The reasons for the elimination of grains is simple: of the 150,000 or so years that humans have walked the planet, only roughly 10,000 or so have been years in which we have cultivated grains intentionally. Our bodies are designed to produce insulin when our blood sugar is rapidly elevated, which basically means when we absorb glucose from the digestive system. Grains and refined foods are quicker to break down and therefore will raise our blood sugar more rapidly. If you try to think like a caveman or cavewoman, someone who would only occasionally eat a food that would quickly raise blood sugar, you might see that insulin is designed to tell the body that it is experiencing a surplus of calories and it should STORE those calories as fuel for future use. This means that often calories are stored as fat. Excessive blood glucose is what leads to diabetes over the long haul. It can also contribute to increased inflammation in the body via a variety of different pathways.
This is a major generalization but I am using it to illustrate the point that there is a difference between how our bodies respond to fats, refined carbs, and proteins. The goal of this diet is to see how you feel, and how your body operates, when running without a surplus of refined carbohydrates or even lots of complex carbohydrates. We can do just fine- and some would argue run optimally- without grains. We did it for thousands of years. The goal of this diet is to thrive on lean proteins, good-quality fats from nuts, seeds and vegetables, and a moderate amount of vegetables and fruit.
Many patients balk at the idea of this diet because they have been trained to count calories and still eat all the foods they like (i.e. Weight Watchers, which still allows chocolate brownies as long as you don’t go over your daily points!). I have seen success on these programs in that people lose weight, but I have very rarely seen people keep the weight off because they do not generally learn to think about different KINDS of foods, enjoy foods that are not oversweetened, and manage portions based on how they FEEL. The idea of adding good fats is really hard for people who do not want extra calories, but wouldn’t it be amazing if we could all enjoy what we eat, feel satisfied, have lots of energy and enjoy our lives a little more?

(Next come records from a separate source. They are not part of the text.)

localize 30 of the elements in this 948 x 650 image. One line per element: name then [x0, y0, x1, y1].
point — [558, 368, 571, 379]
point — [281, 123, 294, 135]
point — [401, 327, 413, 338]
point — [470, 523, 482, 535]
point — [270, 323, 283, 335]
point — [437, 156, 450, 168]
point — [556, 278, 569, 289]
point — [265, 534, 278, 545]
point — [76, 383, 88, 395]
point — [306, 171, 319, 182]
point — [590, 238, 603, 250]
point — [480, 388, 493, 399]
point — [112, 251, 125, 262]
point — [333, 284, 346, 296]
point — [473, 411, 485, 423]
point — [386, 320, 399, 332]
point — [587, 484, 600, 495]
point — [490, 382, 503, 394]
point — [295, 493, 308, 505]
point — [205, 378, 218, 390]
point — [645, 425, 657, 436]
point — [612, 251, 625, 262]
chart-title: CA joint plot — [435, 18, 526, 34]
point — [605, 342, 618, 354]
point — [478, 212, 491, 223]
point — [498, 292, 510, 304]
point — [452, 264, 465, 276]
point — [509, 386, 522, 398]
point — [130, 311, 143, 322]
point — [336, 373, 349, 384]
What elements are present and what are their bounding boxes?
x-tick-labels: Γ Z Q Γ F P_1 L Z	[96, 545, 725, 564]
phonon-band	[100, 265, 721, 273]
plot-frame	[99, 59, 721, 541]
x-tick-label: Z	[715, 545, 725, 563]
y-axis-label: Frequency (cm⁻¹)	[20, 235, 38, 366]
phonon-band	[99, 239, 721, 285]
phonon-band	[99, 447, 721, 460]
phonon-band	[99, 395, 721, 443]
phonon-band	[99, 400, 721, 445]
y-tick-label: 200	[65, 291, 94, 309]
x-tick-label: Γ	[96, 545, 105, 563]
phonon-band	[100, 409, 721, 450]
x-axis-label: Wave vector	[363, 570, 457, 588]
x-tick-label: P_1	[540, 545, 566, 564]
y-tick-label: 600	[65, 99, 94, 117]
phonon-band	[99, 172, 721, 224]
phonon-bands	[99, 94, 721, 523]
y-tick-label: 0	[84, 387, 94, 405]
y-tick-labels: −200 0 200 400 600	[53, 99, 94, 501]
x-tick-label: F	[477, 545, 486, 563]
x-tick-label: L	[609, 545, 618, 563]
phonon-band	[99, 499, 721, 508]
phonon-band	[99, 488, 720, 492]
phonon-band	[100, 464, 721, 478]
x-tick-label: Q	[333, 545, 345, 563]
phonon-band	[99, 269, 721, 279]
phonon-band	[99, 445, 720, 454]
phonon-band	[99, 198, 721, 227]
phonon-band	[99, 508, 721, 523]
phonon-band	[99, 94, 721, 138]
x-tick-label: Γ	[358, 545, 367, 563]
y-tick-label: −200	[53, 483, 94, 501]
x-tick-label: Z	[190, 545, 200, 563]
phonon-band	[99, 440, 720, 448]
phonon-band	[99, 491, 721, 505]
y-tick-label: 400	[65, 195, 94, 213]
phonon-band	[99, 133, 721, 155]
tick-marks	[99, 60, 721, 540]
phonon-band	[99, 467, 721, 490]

So here I am, now asking more patients to give this a try. I am becoming less shy because I am seeing improved energy and lessening of symptoms for many people who do it. I’d like to hear your thoughts on this. I have yet to find someone who really hates this way of eating, with the exception of vegetarians and vegans for whom it is impossible. This “diet” is popular right now among the cross-fit folks so there are TONS of resources out there with amazing recipes if you search the internet. I am personally loving The Primal Blueprint by Mark Sisson, mostly because it is a book that advocates a LIFESTYLE, not a diet. He is also realistic, as I am with my patients, in advocating shooting for 80% compliance, with the acknowledgement that we all might still crave sweets here and there, and allowing a small amount into your lifestyle does not mean the whole thing isn’t worth it or should be thrown out. As I always say to my patients, I NEVER get mad if you fall off the wagon, I just want you to always be willing to try to get back on again.